Location: Animal Biosciences & Biotechnology Laboratory

Title: Triple-acting antimicrobial treatment for drug-resistant and intracellular Staphylococcus aureus.

item Becker, Stephen
item Roach, Dwayne
item CHAUNHAN, VINITA - University Of North Carolina
item SHEN, YANG - University Of Maryland
item Foster Frey, Juli
item Powell, Anne
item BUCHANNAN, GARY - US Department Of Agriculture (USDA)
item LEASE, RICHARD - The Ohio State University
item Mohammadi, Homan
item Harty, William
item Simmons, Chad
item Camp, Mary
item SHIELDS, KELLY - Harvard Medical School
item DOWD, MEGAN - University Of Alabama
item DONG, SHENGLI - University Of Alabama
item BAKER, JOHN - University Of Alabama
item SHEEN, TAMSIN - San Diego State University
item DORAN, KELLY - San Diego State University
item PRITCHARD, DAVID - Alabama State University
item ALMEIDA, RAUL - University Of Tennessee
item NELSON, DANIEL - University Of Maryland
item MARRIOTT, IAN - University Of North Carolina
item LEE, JEAN - Harvard Medical School
item Donovan, David

Submitted to: Meeting Abstract
Publication Type: Abstract Only
Publication Acceptance Date: 5/21/2014
Publication Date: N/A
Citation: N/A

Interpretive Summary:

Technical Abstract: Multi-drug resistant bacteria are a persistent problem in modern health care, food safety and animal health. There is a need for new antimicrobials to replace over-used conventional antibiotics. Staphylococcus aureus (S. aureus) is a notorious pathogen for both animal and human health with multi-drug resistant strains highly prevalent.

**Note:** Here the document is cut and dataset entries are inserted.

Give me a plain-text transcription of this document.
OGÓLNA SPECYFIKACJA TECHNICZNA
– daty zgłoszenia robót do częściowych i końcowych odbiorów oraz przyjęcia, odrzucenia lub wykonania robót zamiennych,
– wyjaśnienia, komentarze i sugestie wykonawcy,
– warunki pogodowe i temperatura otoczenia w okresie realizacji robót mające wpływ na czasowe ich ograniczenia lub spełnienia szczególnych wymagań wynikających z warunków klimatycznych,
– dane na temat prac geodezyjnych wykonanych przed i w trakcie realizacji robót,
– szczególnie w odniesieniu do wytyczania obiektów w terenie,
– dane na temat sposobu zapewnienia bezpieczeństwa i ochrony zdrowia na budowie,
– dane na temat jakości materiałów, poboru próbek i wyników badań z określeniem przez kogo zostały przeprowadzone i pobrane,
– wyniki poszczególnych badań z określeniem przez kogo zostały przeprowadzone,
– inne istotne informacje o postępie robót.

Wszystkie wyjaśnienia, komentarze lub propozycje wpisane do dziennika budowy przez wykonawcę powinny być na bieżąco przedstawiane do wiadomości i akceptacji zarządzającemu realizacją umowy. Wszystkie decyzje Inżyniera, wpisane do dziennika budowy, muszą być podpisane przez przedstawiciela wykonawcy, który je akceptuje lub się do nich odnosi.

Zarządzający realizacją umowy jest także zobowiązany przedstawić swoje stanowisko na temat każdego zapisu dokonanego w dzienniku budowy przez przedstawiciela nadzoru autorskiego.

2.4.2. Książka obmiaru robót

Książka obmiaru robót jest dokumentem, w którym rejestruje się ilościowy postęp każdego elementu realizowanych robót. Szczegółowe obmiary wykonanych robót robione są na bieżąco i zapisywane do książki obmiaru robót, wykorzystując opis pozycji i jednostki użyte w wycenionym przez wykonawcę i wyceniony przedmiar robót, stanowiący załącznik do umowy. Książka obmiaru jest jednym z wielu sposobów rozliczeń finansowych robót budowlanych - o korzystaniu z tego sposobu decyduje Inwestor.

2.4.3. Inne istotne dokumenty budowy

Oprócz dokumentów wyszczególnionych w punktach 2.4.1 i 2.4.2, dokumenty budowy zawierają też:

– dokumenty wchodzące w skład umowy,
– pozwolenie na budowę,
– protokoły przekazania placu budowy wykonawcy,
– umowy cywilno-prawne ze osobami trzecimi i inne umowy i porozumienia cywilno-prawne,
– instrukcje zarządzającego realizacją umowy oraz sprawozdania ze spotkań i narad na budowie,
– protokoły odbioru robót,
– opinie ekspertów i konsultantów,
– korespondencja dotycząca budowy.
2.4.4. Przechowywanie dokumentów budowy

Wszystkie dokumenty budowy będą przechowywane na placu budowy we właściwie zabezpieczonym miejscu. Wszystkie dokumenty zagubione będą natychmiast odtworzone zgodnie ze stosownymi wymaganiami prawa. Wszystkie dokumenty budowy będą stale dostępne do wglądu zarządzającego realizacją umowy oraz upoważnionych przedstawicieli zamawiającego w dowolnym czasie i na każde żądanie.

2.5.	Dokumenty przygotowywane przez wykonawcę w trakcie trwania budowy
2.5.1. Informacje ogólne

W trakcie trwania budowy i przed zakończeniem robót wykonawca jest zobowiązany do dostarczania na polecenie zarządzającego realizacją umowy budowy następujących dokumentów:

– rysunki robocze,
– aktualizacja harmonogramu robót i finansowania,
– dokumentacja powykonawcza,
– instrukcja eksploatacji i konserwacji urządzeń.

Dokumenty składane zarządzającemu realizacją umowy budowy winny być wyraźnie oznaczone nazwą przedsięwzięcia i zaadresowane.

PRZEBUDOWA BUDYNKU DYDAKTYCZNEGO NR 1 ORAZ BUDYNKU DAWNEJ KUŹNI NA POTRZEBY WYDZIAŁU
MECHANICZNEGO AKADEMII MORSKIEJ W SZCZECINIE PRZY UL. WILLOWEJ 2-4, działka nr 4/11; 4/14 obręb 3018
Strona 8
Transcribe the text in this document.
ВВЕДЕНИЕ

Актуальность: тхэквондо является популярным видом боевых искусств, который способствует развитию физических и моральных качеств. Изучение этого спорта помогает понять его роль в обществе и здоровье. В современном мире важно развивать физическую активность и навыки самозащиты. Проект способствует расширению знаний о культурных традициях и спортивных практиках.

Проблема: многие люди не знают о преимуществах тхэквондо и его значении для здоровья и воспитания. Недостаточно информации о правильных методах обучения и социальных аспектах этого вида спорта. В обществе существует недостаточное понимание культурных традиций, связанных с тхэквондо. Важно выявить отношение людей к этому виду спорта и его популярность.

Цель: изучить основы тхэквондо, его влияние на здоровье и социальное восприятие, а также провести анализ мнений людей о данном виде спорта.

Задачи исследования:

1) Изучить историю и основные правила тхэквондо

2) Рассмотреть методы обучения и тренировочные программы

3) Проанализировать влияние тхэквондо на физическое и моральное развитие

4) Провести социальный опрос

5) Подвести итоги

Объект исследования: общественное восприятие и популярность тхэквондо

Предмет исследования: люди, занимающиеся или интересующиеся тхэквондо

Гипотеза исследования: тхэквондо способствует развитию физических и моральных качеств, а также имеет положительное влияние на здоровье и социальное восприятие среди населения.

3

This pathogen has also evolved another way to evade antibiotic treatment by invading and residing intracellularly within animal cells. New treatments that reduce resistance development and tackle intracellular pathogens are sorely needed. We have identified three enzyme activities that cut the cell wall structural element (peptidoglycan) of S. aureus in three unique regions. Any one of the three enzymatic activities can kill the cells when exposed externally. When fused these three enzyme domains maintain each of their activities in the final triple-acting fusion. We have shown that these triple-acting enzyme constructs greatly reduce resistance development compared to the parental enzymes alone and are effective at reducing S. aureus nasal colonization by 97%. We also show that when these enzymes (single, double or triple domain harboring) are fused to protein transduction domains, they can enter animal cells and reduce the intracellular load of the pathogen up to 97% in three different cell types from three different species. The effect is maintained in two different animal models (osteomyelitis and mastitis of mice) as well as staphylococcal biofilms. The findings of this work identify the necessary components and methodology for generating multiple domain fusions with elements to address intracellular and multi-drug resistant pathogens. These findings will aid scientists in the development of these and similar molecules as commercializable antimicrobials for use in animal production, animal and human health and food safety.